I cannot see at first sight that this is O(n) algorithm, especially if it’s inspired by quick sort where worst case is O(n^2), also “Median of Medians algorithm” is O(n), but (if I’m not wrong here) with some big constant O(C*n). When C is 20 or so, O(n*log(n)) algorithm is equally good or better for n <= 1.000.000 …

for an array of integers elements, there exists a sorting algorithm in O(n). thus, you can find the median by sorting it and keeping O(n) anyway. ( http://en.wikipedia.org/wiki/Counting_sort )

But Counting Sort is inefficient when diff b.w n and max element is really large and is almost O(N^2)so i think Selection Algo is the Best

why is this linear? median of medians divides the whole array into groups of 5 elements then insertion sorts the subarrays…these are then used…i think ritesh your algorithm will be nlogn or since quicksort’s worst case is n^2 it will be On^2 in worst case.

[Median of Medians][1]http://cs.indstate.edu/~spitla/presentation.pdf

[1]: http://cs.indstate.edu/~spitla/presentation.pdf

`int select(int *a, int s, int e, int k) { if(e-s+1 <= 5) { sort(a+s, a+e); return s+k-1; } for(int i=0; i<(e+1)/5; i++) { int left = 5*i; int right = left + 4; if(right > e) right = e; int median = select(a, left, right, 3); swap(a[median], a[i]); } return select(a, 0, (e+1)/5, (e+1)/10); } int main() { int a[] = {6,7,8,1,2,3,4,5,9,10}; int n = 10; int mom = select(a, 0, n-1, n/2); cout<<"Median of Medians: " << a[mom] << endl; return 0; }`

How time complexity is O(n) ?

it actually depends on **sortedness of data**

if data is **sorted**

**use medians of medians** because this is worst case for normal quick select it will go in O(n^2) but med-of-med will keep worst case also in O(n) , obviously there will be some overhead of calculating pivot.

if data is **partially sorted**

**use randomised quickselect**

if data is **unsorted**

**use normal quickselect** (starting from first index as pivot element

choice is to choose from three methods

i) medians of medians

ii)randomised quickselect

iii) normal quickselect

median for even no fo elements (m)= (N+1)/2;(if array starts with index 1)
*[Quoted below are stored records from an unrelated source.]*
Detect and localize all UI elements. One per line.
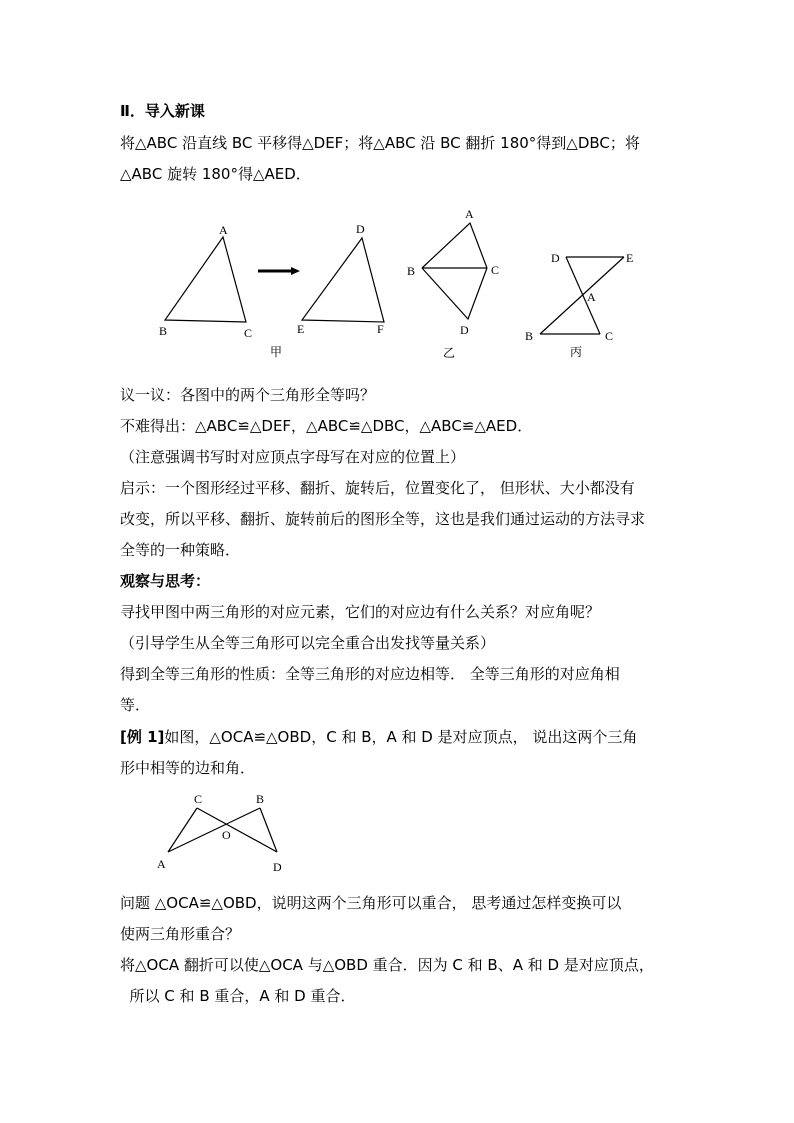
intro-line-2: △ABC 旋转 180°得△AED． bbox=[120, 165, 311, 183]
hint-line-2: 改变，所以平移、翻折、旋转前后的图形全等，这也是我们通过运动的方法寻求 bbox=[120, 510, 646, 528]
label-b: B bbox=[159, 324, 168, 338]
observe-title: 观察与思考： bbox=[120, 572, 211, 590]
discuss-answer: 不难得出：△ABC≌△DEF，△ABC≌△DBC，△ABC≌△AED． bbox=[120, 417, 533, 435]
example-line-2: 形中相等的边和角． bbox=[120, 759, 256, 777]
label-o: O bbox=[222, 828, 231, 842]
label-d: D bbox=[273, 860, 282, 874]
observe-guide: （引导学生从全等三角形可以完全重合出发找等量关系） bbox=[120, 634, 496, 652]
triangles-oca-obd bbox=[157, 792, 282, 874]
problem-line-3: 将△OCA 翻折可以使△OCA 与△OBD 重合．因为 C 和 B、A 和 D 是对应顶点， bbox=[120, 956, 654, 974]
problem-line-2: 使两三角形重合？ bbox=[120, 925, 241, 943]
label-a: A bbox=[587, 290, 596, 304]
example-line-1 bbox=[120, 727, 680, 747]
observe-question: 寻找甲图中两三角形的对应元素，它们的对应边有什么关系？对应角呢？ bbox=[120, 603, 601, 621]
oca-obd-figure bbox=[0, 785, 794, 880]
triangles-abc-dbc-yi bbox=[407, 207, 499, 337]
problem-line-1: 问题 △OCA≌△OBD，说明这两个三角形可以重合， 思考通过怎样变换可以 bbox=[120, 894, 622, 912]
label-a: A bbox=[219, 223, 228, 237]
label-c: C bbox=[244, 326, 253, 340]
hint-line-3: 全等的一种策略． bbox=[120, 541, 241, 559]
hint-line-1: 启示：一个图形经过平移、翻折、旋转后，位置变化了， 但形状、大小都没有 bbox=[120, 479, 635, 497]
label-a: A bbox=[465, 207, 474, 221]
label-c: C bbox=[491, 263, 500, 277]
label-d: D bbox=[460, 323, 469, 337]
label-c: C bbox=[605, 329, 614, 343]
discuss-question: 议一议：各图中的两个三角形全等吗？ bbox=[120, 386, 376, 404]
section-title: Ⅱ．导入新课 bbox=[120, 102, 205, 120]
triangles-abc-aed-bing bbox=[525, 251, 633, 343]
caption-jia: 甲 bbox=[270, 345, 283, 359]
property-line-1: 得到全等三角形的性质：全等三角形的对应边相等． 全等三角形的对应角相 bbox=[120, 665, 620, 683]
triangle-def-jia bbox=[297, 222, 384, 336]
label-e: E bbox=[297, 322, 305, 336]
label-b: B bbox=[256, 792, 265, 806]
label-c: C bbox=[194, 792, 203, 806]
label-a: A bbox=[157, 857, 166, 871]
translation-arrow-icon bbox=[258, 267, 300, 275]
label-b: B bbox=[525, 329, 534, 343]
transformations-figure bbox=[0, 200, 794, 370]
property-line-2: 等． bbox=[120, 696, 151, 714]
label-f: F bbox=[377, 322, 384, 336]
example-text: 如图，△OCA≌△OBD，C 和 B，A 和 D 是对应顶点， 说出这两个三角 bbox=[164, 728, 638, 746]
label-d: D bbox=[356, 222, 365, 236]
triangle-abc-jia bbox=[159, 223, 252, 340]
label-b: B bbox=[407, 264, 416, 278]
discuss-note: （注意强调书写时对应顶点字母写在对应的位置上） bbox=[120, 448, 466, 466]
label-e: E bbox=[626, 251, 634, 265]
caption-bing: 丙 bbox=[570, 345, 583, 359]
caption-yi: 乙 bbox=[443, 346, 456, 360]
label-d: D bbox=[551, 251, 560, 265]
example-tag: [例 1] bbox=[120, 728, 165, 746]
problem-line-4: 所以 C 和 B 重合，A 和 D 重合． bbox=[120, 987, 356, 1005]
intro-line-1: 将△ABC 沿直线 BC 平移得△DEF；将△ABC 沿 BC 翻折 180°得到△DBC；将 bbox=[120, 134, 640, 152]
approch to find median without sorting array -:

chose a random number(pivot) and calculate the no of elements which are greater than equal to pivot element and update right counter® also calculate the no of elements which are less than pivot element and update left counter(l).
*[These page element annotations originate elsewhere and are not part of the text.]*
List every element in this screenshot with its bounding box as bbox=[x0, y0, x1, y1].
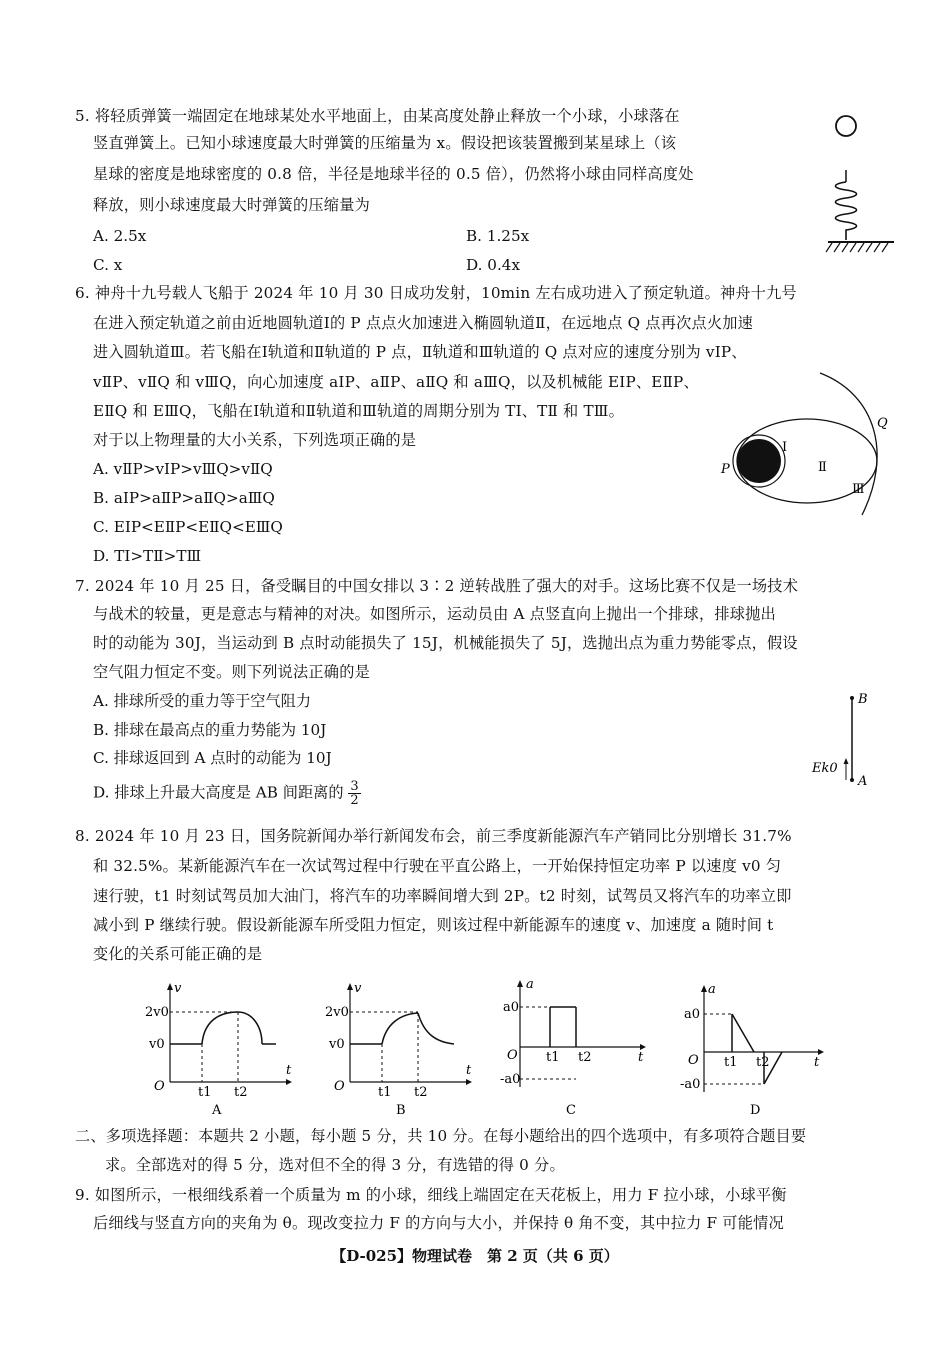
q6-option-a: A. vⅡP>vⅠP>vⅢQ>vⅡQ bbox=[93, 460, 273, 478]
q7-line-4: 空气阻力恒定不变。则下列说法正确的是 bbox=[93, 663, 370, 681]
spring-icon bbox=[836, 182, 857, 240]
q5-line-3: 星球的密度是地球密度的 0.8 倍，半径是地球半径的 0.5 倍），仍然将小球由同样高度处 bbox=[93, 165, 694, 183]
q7-fraction-numerator: 3 bbox=[350, 779, 359, 794]
label-t1: t1 bbox=[546, 1050, 560, 1065]
q7-option-c: C. 排球返回到 A 点时的动能为 10J bbox=[93, 749, 332, 767]
q5-option-c: C. x bbox=[93, 256, 123, 274]
q6-line-2: 在进入预定轨道之前由近地圆轨道Ⅰ的 P 点点火加速进入椭圆轨道Ⅱ，在远地点 Q 点再次点火加速 bbox=[93, 314, 754, 332]
label-t1: t1 bbox=[198, 1085, 212, 1100]
q7-option-a: A. 排球所受的重力等于空气阻力 bbox=[93, 692, 312, 710]
label-o: O bbox=[154, 1079, 165, 1094]
q6-line-3: 进入圆轨道Ⅲ。若飞船在Ⅰ轨道和Ⅱ轨道的 P 点，Ⅱ轨道和Ⅲ轨道的 Q 点对应的速度分别为 vⅠP、 bbox=[93, 343, 747, 361]
page-footer: 【D-025】物理试卷 第 2 页（共 6 页） bbox=[331, 1247, 619, 1265]
q5-option-b: B. 1.25x bbox=[466, 227, 530, 245]
label-ek0: Ek0 bbox=[812, 761, 838, 776]
q6-line-1: 6. 神舟十九号载人飞船于 2024 年 10 月 30 日成功发射，10min 左右成功进入了预定轨道。神舟十九号 bbox=[75, 284, 797, 302]
label-a: a bbox=[708, 982, 716, 997]
label-a: A bbox=[858, 774, 868, 789]
q5-spring-figure bbox=[822, 110, 902, 265]
earth-icon bbox=[737, 439, 781, 483]
label-o: O bbox=[507, 1048, 518, 1063]
label-t2: t2 bbox=[578, 1050, 592, 1065]
q6-option-c: C. EⅠP<EⅡP<EⅡQ<EⅢQ bbox=[93, 518, 283, 536]
label-a: a bbox=[526, 977, 534, 992]
q6-option-b: B. aⅠP>aⅡP>aⅡQ>aⅢQ bbox=[93, 489, 275, 507]
label-t: t bbox=[466, 1063, 472, 1078]
q6-line-4: vⅡP、vⅡQ 和 vⅢQ，向心加速度 aⅠP、aⅡP、aⅡQ 和 aⅢQ，以及机械能 EⅠP、EⅡP、 bbox=[93, 373, 699, 391]
q9-line-1: 9. 如图所示，一根细线系着一个质量为 m 的小球，细线上端固定在天花板上，用力 F 拉小球，小球平衡 bbox=[75, 1186, 787, 1204]
label-t: t bbox=[286, 1063, 292, 1078]
q8-line-2: 和 32.5%。某新能源汽车在一次试驾过程中行驶在平直公路上，一开始保持恒定功率 P 以速度 v0 匀 bbox=[93, 857, 782, 875]
q9-line-2: 后细线与竖直方向的夹角为 θ。现改变拉力 F 的方向与大小，并保持 θ 角不变，其中拉力 F 可能情况 bbox=[93, 1214, 784, 1232]
q8-line-5: 变化的关系可能正确的是 bbox=[93, 945, 263, 963]
q5-option-a: A. 2.5x bbox=[93, 227, 147, 245]
arrow-up-icon bbox=[844, 758, 849, 764]
q6-option-d: D. TⅠ>TⅡ>TⅢ bbox=[93, 547, 202, 565]
graph-letter-c: C bbox=[566, 1103, 576, 1118]
q7-line-1: 7. 2024 年 10 月 25 日，备受瞩目的中国女排以 3∶2 逆转战胜了强大的对手。这场比赛不仅是一场技术 bbox=[75, 577, 799, 595]
orbit-3-arc bbox=[820, 373, 877, 515]
q7-option-d bbox=[93, 780, 361, 807]
label-neg-a0: -a0 bbox=[500, 1072, 521, 1087]
q8-graph-b bbox=[320, 978, 480, 1118]
label-o: O bbox=[688, 1053, 699, 1068]
label-o: O bbox=[334, 1079, 345, 1094]
label-b: B bbox=[858, 692, 868, 707]
section-2-line-1: 二、多项选择题：本题共 2 小题，每小题 5 分，共 10 分。在每小题给出的四个选项中，有多项符合题目要 bbox=[75, 1127, 807, 1145]
label-v0: v0 bbox=[149, 1037, 165, 1052]
q6-line-5: EⅡQ 和 EⅢQ，飞船在Ⅰ轨道和Ⅱ轨道和Ⅲ轨道的周期分别为 TⅠ、TⅡ 和 TⅢ。 bbox=[93, 402, 625, 420]
section-2-line-2: 求。全部选对的得 5 分，选对但不全的得 3 分，有选错的得 0 分。 bbox=[105, 1156, 565, 1174]
graph-letter-a: A bbox=[212, 1103, 222, 1118]
label-2v0: 2v0 bbox=[145, 1005, 169, 1020]
graph-letter-b: B bbox=[396, 1103, 406, 1118]
label-v0: v0 bbox=[329, 1037, 345, 1052]
label-t1: t1 bbox=[724, 1055, 738, 1070]
label-p: P bbox=[721, 462, 730, 477]
label-t: t bbox=[638, 1050, 644, 1065]
q8-line-3: 速行驶，t1 时刻试驾员加大油门，将汽车的功率瞬间增大到 2P。t2 时刻，试驾员又将汽车的功率立即 bbox=[93, 887, 792, 905]
q5-line-1: 5. 将轻质弹簧一端固定在地球某处水平地面上，由某高度处静止释放一个小球，小球落在 bbox=[75, 107, 680, 125]
q8-line-4: 减小到 P 继续行驶。假设新能源车所受阻力恒定，则该过程中新能源车的速度 v、加速度 a 随时间 t bbox=[93, 916, 774, 934]
label-t2: t2 bbox=[756, 1055, 770, 1070]
q6-orbit-figure bbox=[712, 365, 902, 525]
label-orbit-2: Ⅱ bbox=[818, 460, 827, 475]
label-q: Q bbox=[877, 416, 888, 431]
label-orbit-3: Ⅲ bbox=[852, 482, 865, 497]
label-a0: a0 bbox=[503, 1000, 520, 1015]
label-t2: t2 bbox=[414, 1085, 428, 1100]
label-t: t bbox=[814, 1055, 820, 1070]
label-neg-a0: -a0 bbox=[680, 1077, 701, 1092]
label-orbit-1: Ⅰ bbox=[782, 440, 788, 455]
q8-graph-d bbox=[680, 980, 840, 1120]
q7-throw-figure bbox=[808, 688, 878, 793]
q7-option-d-text: D. 排球上升最大高度是 AB 间距离的 bbox=[93, 783, 344, 802]
q7-line-2: 与战术的较量，更是意志与精神的对决。如图所示，运动员由 A 点竖直向上抛出一个排球，排球抛出 bbox=[93, 605, 776, 623]
label-t1: t1 bbox=[378, 1085, 392, 1100]
ball-icon bbox=[836, 116, 856, 136]
label-t2: t2 bbox=[234, 1085, 248, 1100]
q7-option-b: B. 排球在最高点的重力势能为 10J bbox=[93, 721, 327, 739]
label-v: v bbox=[174, 981, 182, 996]
q8-graph-c bbox=[500, 975, 660, 1118]
q8-line-1: 8. 2024 年 10 月 23 日，国务院新闻办举行新闻发布会，前三季度新能源汽车产销同比分别增长 31.7% bbox=[75, 827, 792, 845]
q7-fraction bbox=[348, 780, 360, 807]
q6-line-6: 对于以上物理量的大小关系，下列选项正确的是 bbox=[93, 431, 417, 449]
q5-option-d: D. 0.4x bbox=[466, 256, 521, 274]
label-2v0: 2v0 bbox=[325, 1005, 349, 1020]
q7-line-3: 时的动能为 30J，当运动到 B 点时动能损失了 15J，机械能损失了 5J，选抛出点为重力势能零点，假设 bbox=[93, 634, 798, 652]
q5-line-2: 竖直弹簧上。已知小球速度最大时弹簧的压缩量为 x。假设把该装置搬到某星球上（该 bbox=[93, 134, 677, 152]
q7-fraction-denominator: 2 bbox=[350, 793, 359, 808]
label-v: v bbox=[354, 981, 362, 996]
q5-line-4: 释放，则小球速度最大时弹簧的压缩量为 bbox=[93, 196, 370, 214]
label-a0: a0 bbox=[684, 1007, 701, 1022]
q8-graph-a bbox=[140, 978, 300, 1118]
graph-letter-d: D bbox=[750, 1103, 761, 1118]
if l == m-1 && r == m then mth element is median.

code in c -:

int main()

{

int l,r,m,N,a[20],p;

clrscr();

l=0;

r=0;

m = N;

p = (N+1)/2;

for(i=1;i<=N-1;i++)

{

if(i == m)

continue;

else{

if(a[m]<a[i])

l++;

else

r++; }

if(l == (p-1) && r == p){

printf(“median is %dth locatin %d”,m,a[m]);

```
break; }
m--;
}
```

return 0;

}

Compelxity O(N) !

Hope this helps !

I can explain how the code using Quicksort idea O(n) complexity.

We can see, at first time run partition function, we compared n times. In average case, the array will shrink the size down to n/2 (left-right = n/2), and partition function run, we compare n/2 times… Continue, we compared n, n/2, n/4, n/8, … times.

n, n/2, n/4, n/8 is a geometric progression with initial value = n, common ration = 1/2.

SUM(n, n/2, n/4, n/8,…) = lim(t->oo) n*(1-1/2^t)/(1-1/2) = n/(1/2) = 2n.

We averagely compared 2n times, so it’s O(n) complexity.